Can’t-Get-Away Club – 1 minute read

Club members wore a cross on their lapel.

The Can’t-Get-Away Club started in Mobile, Alabama during the yellow fever epidemic of 1839. When most people left town to escape, a few stayed behind to care for the afflicted. Many of the caregivers died themselves. The point was that the club members could have gotten away, but their love of God and their neighbors wouldn’t allow them to leave. A lot more men and women gave their lives helping others in subsequent plagues until science discovered the causes, mosquitos. The club continued serving those afflicted through the last epidemic in 1897.

During our Covid 19 pandemic nearly all medical staff, like the Can’t-Get-Away Club, have chosen to remain at posts no amount of money could compensate. Some of these heros have been afflicted even died for their dedication.

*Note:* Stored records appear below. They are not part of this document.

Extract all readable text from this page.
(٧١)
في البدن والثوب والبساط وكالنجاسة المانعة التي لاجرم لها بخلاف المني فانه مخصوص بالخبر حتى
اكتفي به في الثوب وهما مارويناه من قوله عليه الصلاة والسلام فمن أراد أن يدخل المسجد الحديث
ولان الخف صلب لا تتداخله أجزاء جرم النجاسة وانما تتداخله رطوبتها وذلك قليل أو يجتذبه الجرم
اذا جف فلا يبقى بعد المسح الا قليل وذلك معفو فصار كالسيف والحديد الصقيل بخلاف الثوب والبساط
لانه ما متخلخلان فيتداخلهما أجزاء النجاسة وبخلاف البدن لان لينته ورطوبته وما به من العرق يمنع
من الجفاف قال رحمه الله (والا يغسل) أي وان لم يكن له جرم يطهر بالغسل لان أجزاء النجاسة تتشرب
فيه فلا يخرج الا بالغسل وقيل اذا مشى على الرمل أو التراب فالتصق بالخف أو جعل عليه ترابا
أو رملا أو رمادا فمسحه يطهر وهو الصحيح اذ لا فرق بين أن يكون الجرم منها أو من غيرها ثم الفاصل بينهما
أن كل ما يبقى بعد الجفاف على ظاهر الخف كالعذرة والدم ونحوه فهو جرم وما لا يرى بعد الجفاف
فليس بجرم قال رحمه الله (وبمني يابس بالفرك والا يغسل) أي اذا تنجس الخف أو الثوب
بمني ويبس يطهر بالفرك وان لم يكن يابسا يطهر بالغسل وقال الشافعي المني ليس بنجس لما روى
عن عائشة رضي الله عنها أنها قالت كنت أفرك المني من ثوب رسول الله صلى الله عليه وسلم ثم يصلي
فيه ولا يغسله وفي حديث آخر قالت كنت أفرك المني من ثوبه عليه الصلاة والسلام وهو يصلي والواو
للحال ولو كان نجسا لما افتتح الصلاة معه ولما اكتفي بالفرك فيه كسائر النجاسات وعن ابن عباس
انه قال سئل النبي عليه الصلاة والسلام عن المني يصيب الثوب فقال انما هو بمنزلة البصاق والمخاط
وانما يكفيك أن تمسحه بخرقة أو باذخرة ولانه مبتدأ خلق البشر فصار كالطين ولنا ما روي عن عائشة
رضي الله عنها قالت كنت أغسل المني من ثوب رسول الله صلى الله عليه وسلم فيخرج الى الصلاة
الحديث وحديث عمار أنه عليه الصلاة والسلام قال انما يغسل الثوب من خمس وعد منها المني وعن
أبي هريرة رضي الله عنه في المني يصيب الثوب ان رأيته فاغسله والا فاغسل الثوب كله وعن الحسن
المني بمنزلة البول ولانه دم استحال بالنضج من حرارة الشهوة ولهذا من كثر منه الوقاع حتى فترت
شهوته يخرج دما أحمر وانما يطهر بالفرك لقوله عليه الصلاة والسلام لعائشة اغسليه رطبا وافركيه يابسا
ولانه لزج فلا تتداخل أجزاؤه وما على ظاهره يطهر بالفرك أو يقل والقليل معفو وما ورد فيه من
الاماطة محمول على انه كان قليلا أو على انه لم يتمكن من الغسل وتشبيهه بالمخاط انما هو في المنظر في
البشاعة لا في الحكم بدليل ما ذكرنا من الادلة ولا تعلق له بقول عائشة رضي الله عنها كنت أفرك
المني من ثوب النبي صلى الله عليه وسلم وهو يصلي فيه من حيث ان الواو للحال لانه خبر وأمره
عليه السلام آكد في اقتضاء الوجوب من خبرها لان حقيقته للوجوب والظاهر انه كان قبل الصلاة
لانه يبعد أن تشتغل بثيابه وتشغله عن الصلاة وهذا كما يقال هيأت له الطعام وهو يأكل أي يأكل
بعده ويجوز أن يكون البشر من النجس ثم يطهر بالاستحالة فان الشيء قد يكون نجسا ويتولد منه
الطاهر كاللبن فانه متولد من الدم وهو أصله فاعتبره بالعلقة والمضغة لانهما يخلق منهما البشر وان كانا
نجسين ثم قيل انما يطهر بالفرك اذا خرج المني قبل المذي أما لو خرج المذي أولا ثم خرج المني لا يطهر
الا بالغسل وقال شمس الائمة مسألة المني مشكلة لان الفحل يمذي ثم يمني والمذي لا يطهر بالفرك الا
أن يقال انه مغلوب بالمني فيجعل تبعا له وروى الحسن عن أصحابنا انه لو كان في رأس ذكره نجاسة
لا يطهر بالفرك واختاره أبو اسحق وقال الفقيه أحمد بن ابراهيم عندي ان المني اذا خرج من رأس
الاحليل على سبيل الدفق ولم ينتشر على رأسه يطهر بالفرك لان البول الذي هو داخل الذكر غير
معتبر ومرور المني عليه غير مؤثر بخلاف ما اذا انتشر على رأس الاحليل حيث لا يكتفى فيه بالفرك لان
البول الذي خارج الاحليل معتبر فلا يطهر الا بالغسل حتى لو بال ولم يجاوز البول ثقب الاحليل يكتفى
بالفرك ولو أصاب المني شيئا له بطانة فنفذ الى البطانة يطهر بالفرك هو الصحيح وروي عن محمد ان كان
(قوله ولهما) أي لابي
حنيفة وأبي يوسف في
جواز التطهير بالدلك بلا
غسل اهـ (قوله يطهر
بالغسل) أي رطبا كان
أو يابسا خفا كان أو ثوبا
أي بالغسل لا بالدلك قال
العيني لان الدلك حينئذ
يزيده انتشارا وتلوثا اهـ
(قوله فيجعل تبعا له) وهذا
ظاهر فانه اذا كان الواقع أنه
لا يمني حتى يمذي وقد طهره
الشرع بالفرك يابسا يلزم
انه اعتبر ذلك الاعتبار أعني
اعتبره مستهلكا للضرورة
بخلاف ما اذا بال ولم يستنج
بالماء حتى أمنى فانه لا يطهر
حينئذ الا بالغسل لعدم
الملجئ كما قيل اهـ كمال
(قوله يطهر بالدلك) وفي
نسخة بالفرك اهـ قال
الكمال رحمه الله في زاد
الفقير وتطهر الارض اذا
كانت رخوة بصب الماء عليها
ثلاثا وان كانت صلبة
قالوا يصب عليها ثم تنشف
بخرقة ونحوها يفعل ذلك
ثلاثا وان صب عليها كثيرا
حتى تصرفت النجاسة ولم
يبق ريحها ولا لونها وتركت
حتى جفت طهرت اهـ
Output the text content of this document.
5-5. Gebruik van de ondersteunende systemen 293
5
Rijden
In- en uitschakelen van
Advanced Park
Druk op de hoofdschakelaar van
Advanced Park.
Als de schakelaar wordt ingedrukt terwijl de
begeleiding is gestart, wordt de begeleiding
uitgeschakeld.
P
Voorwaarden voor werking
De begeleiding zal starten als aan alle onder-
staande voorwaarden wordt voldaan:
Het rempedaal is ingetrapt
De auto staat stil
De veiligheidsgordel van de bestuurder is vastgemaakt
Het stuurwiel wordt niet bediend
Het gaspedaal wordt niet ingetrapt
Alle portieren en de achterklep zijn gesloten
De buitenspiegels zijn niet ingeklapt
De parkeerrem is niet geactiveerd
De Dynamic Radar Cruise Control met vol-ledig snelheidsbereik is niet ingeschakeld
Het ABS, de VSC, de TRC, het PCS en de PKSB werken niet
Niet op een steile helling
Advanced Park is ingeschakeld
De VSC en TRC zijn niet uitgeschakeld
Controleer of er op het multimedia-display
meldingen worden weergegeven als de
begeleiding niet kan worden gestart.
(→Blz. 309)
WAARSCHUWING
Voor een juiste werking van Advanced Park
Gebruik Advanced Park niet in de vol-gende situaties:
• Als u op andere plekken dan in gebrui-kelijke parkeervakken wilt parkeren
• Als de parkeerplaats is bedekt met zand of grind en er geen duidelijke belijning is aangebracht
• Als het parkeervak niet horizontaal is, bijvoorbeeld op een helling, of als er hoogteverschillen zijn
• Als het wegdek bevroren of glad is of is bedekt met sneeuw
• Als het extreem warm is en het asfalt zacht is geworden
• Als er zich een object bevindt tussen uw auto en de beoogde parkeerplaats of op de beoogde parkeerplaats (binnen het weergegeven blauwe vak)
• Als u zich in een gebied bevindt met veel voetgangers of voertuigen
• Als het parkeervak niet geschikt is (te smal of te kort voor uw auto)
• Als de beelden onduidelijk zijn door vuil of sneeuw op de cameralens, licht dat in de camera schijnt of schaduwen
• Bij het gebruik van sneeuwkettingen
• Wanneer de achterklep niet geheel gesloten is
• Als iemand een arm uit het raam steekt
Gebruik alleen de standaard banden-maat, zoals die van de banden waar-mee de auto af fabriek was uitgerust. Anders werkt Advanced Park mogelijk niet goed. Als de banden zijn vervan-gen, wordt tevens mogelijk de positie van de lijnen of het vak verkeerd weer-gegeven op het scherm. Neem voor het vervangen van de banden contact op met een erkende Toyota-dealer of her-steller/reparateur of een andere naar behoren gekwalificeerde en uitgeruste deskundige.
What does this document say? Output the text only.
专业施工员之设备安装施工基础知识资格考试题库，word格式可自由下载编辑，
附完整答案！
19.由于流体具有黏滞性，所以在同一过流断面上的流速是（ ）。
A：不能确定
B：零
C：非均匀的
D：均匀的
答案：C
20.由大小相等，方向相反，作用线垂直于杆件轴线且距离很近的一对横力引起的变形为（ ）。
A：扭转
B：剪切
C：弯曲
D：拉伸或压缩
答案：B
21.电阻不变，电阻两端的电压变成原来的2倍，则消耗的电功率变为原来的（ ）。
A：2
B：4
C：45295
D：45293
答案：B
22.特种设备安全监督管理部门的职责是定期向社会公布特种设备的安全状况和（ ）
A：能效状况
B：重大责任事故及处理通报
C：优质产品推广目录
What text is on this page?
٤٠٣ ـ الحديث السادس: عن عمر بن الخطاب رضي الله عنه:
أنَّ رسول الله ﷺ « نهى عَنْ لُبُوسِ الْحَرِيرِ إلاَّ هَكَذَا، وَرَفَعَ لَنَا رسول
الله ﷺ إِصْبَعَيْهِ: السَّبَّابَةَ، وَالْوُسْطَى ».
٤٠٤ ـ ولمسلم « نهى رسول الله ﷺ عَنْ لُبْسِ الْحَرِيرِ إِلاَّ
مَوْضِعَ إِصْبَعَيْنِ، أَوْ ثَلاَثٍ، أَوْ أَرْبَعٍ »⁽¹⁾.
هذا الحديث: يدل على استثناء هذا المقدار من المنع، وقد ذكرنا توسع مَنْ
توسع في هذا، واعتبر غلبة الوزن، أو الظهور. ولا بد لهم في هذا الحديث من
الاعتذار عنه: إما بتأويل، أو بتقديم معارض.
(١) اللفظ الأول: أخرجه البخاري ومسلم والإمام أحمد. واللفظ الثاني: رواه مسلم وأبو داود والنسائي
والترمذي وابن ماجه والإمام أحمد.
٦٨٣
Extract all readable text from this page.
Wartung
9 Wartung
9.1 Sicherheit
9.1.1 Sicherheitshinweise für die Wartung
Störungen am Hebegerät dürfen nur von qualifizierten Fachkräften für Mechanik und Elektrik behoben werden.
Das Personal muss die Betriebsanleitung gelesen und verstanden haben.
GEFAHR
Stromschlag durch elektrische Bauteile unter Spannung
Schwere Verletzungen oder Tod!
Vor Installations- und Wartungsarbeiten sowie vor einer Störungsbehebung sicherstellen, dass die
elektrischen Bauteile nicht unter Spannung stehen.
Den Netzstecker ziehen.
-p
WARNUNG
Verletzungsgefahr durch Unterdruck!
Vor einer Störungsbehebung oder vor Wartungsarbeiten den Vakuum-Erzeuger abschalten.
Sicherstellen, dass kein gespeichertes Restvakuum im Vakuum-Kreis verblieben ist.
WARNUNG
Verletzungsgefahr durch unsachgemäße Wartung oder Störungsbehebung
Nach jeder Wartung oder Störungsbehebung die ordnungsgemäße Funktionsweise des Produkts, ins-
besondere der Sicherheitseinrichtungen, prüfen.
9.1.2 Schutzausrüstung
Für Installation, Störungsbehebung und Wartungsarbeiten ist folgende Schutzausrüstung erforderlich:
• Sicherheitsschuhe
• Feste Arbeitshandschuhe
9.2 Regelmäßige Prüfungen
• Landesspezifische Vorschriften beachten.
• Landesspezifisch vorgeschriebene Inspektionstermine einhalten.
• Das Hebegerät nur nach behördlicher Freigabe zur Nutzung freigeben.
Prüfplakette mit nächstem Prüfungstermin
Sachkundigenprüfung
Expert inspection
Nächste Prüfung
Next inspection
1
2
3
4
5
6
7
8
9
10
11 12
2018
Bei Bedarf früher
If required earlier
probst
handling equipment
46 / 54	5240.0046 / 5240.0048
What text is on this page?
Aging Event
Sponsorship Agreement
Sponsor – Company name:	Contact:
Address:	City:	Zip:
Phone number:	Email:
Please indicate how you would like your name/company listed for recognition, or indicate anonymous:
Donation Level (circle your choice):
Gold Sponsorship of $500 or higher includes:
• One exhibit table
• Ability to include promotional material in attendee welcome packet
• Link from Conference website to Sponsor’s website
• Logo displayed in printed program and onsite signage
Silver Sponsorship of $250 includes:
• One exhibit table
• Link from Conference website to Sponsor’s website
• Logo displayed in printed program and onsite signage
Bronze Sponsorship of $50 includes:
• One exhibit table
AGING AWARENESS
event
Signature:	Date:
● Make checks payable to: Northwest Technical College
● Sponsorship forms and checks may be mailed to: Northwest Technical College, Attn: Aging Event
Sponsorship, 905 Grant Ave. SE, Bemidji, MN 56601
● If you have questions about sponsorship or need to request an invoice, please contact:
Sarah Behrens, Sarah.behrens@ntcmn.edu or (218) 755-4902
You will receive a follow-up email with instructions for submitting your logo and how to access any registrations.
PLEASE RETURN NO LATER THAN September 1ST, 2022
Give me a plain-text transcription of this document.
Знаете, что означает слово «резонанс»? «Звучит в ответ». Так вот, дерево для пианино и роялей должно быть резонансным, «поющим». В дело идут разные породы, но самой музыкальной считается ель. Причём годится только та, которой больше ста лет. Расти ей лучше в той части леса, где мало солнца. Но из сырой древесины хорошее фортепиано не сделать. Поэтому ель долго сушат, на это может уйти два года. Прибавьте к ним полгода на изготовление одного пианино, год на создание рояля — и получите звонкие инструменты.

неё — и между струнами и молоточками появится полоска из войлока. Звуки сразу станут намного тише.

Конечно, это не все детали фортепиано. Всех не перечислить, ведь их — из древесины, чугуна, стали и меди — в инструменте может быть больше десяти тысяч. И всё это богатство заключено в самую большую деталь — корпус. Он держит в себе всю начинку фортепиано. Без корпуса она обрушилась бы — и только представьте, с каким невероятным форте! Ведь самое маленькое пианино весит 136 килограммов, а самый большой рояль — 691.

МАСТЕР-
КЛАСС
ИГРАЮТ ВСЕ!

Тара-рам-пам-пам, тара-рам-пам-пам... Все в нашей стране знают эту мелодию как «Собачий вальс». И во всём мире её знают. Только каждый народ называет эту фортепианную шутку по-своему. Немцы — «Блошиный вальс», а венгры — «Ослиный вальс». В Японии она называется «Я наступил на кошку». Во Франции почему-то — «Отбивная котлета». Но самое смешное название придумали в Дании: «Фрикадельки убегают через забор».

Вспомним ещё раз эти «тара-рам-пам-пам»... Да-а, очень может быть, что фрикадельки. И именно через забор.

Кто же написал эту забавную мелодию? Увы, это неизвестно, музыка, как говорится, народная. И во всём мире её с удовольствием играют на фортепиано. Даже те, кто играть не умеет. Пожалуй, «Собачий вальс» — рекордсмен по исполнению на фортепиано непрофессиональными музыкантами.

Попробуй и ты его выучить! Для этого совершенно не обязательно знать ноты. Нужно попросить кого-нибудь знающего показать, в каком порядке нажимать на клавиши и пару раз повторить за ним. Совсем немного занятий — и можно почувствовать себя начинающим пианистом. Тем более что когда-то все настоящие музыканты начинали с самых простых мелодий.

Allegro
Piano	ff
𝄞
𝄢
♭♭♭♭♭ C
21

Most of us are not qualified for the highly skilled medical tasks required. Yet we can be challenged by their heroic commitment to their fellow man. Let us do what we can for others in the difficult days ahead.

The following is an excerpt from a final letter written by club member John Wesley Starr–aged 23–to his family seven days before his death of yellow fever:

“Nothing but the confidence which I have in the special providence of God could have enabled me to resist your pressing solicitations to fly from the danger. I felt that the danger was in flying. In the midst of destruction, I feel that I am in safety, because I am in the place, and surrounded by the circumstances which God ordered for me. Already, however, do I sympathize with you in your sorrowing, as by anticipation I view my death.”

I believe that Jesus facing his own death would have said exactly the same thing.